Cowboys in the Boardroom

Two weeks ago I met a stranger for lunch. I had come across a link to his site on the American Cowgirl magazine site and was intrigued. A few years ago, Jim Owen wrote the book Cowboy Ethics: What Wall Street Can Learn from the Code of the West. I sent Jim a note and the next day he picked up the phone and called. As synchronicity would have it, he was flying into Denver the next day and offered to buy me lunch. Jim's a happily married man - this was not a rendezvous, but a reaching out of like-minded souls.


Life is often a journey of trust, where we make a conscious decision to "go with the flow" and trust the unfolding of our lives. When I met Jim, the first thing he said to me was, "I'm not a cowboy." Obviously, he wasn't. That was immediately apparent. James P. Owen is the Managing Director of Austin Capital Management and serves as the firms Director of Corporate Values. At the restaurant, he set a copy of Cowboy Ethics on the table and started telling me about himself. As I flipped through the beautiful photographs, I quickly found a stunning one taken by my friend Kathleen Jo Ryan (photographer and producer of Writing Down the River: Into the Heart of the Grand Canyon). It's a small world out there in ranching country.

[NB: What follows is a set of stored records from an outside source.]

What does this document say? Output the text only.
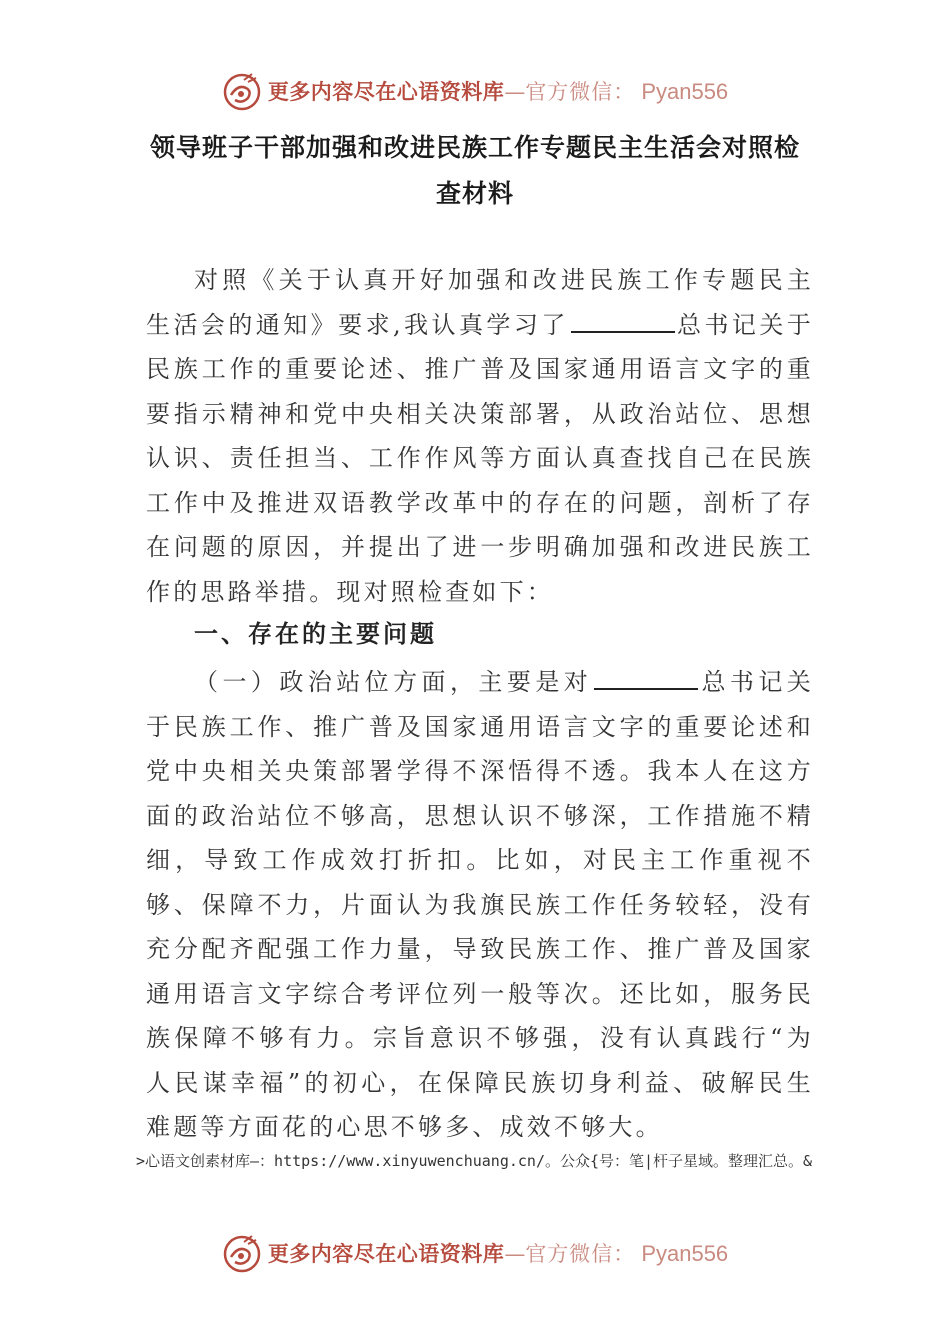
更多内容尽在心语资料库 — 官方微信： Pyan556
领导班子干部加强和改进民族工作专题民主生活会对照检
查材料

对照《关于认真开好加强和改进民族工作专题民主生活会的通知》要求,我认真学习了	总书记关于民族工作的重要论述、推广普及国家通用语言文字的重要指示精神和党中央相关决策部署，从政治站位、思想认识、责任担当、工作作风等方面认真查找自己在民族工作中及推进双语教学改革中的存在的问题，剖析了存在问题的原因，并提出了进一步明确加强和改进民族工作的思路举措。现对照检查如下：

一、存在的主要问题

（一）政治站位方面，主要是对	总书记关于民族工作、推广普及国家通用语言文字的重要论述和党中央相关央策部署学得不深悟得不透。我本人在这方面的政治站位不够高，思想认识不够深，工作措施不精细，导致工作成效打折扣。比如，对民主工作重视不够、保障不力，片面认为我旗民族工作任务较轻，没有充分配齐配强工作力量，导致民族工作、推广普及国家通用语言文字综合考评位列一般等次。还比如，服务民族保障不够有力。宗旨意识不够强，没有认真践行“为人民谋幸福”的初心，在保障民族切身利益、破解民生难题等方面花的心思不够多、成效不够大。

>心语文创素材库—：https://www.xinyuwenchuang.cn/。公众{号：笔|杆子星域。整理汇总。&
更多内容尽在心语资料库 — 官方微信： Pyan556
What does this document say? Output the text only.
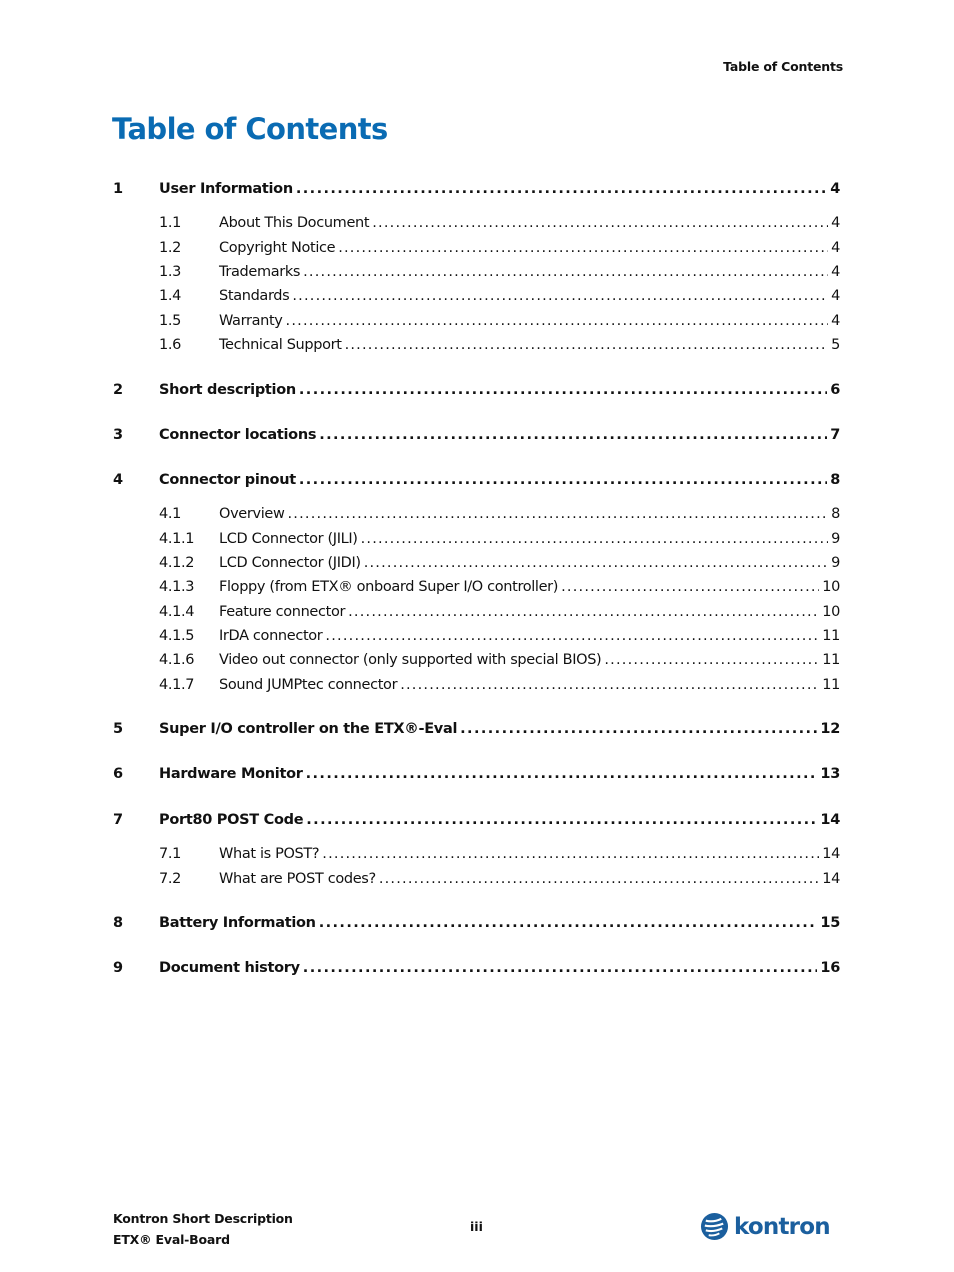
Table of Contents
Table of Contents
1	User Information .....	4
1.1	About This Document .....	4
1.2	Copyright Notice .....	4
1.3	Trademarks .....	4
1.4	Standards .....	4
1.5	Warranty .....	4
1.6	Technical Support .....	5
2	Short description .....	6
3	Connector locations .....	7
4	Connector pinout .....	8
4.1	Overview .....	8
4.1.1	LCD Connector (JILI) .....	9
4.1.2	LCD Connector (JIDI) .....	9
4.1.3	Floppy (from ETX® onboard Super I/O controller) .....	10
4.1.4	Feature connector .....	10
4.1.5	IrDA connector .....	11
4.1.6	Video out connector (only supported with special BIOS) .....	11
4.1.7	Sound JUMPtec connector .....	11
5	Super I/O controller on the ETX®-Eval .....	12
6	Hardware Monitor .....	13
7	Port80 POST Code .....	14
7.1	What is POST? .....	14
7.2	What are POST codes? .....	14
8	Battery Information .....	15
9	Document history .....	16
Kontron Short Description
ETX® Eval-Board
iii	kontron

Listed on the back of the business card Jim gave me is the Code of the West. Live each day with courage. Take pride in your work. Always finish what you start. Do what has to be done. Be tough, but be fair. When you make a promise, keep it. Ride for the brand. Talk less and say more. Remember that some things aren't for sale. Know where to draw the line.

I thought of the ranchers with whom I had spent so much time in Wyoming, and the old-timers in Douglas County whom I had gotten to know when I was a young wife and mother. I thought of the upcoming election and wondered how McCain and Obama would measure up against this Code of the West. I thought of my own life - the stories left unwritten, the promises broken, occasions when I didn't know when to draw the line. The times I talked far more than I listened.

Jim may not be a cowboy, or a rancher but he is a maverick, an original and generous thinker. And for that, I admire him. We had a great lunch and he gave me some sound business advice. We shook hands when we parted and if he'd been wearing a hat, I'm sure he would've tipped it as he said good-bye.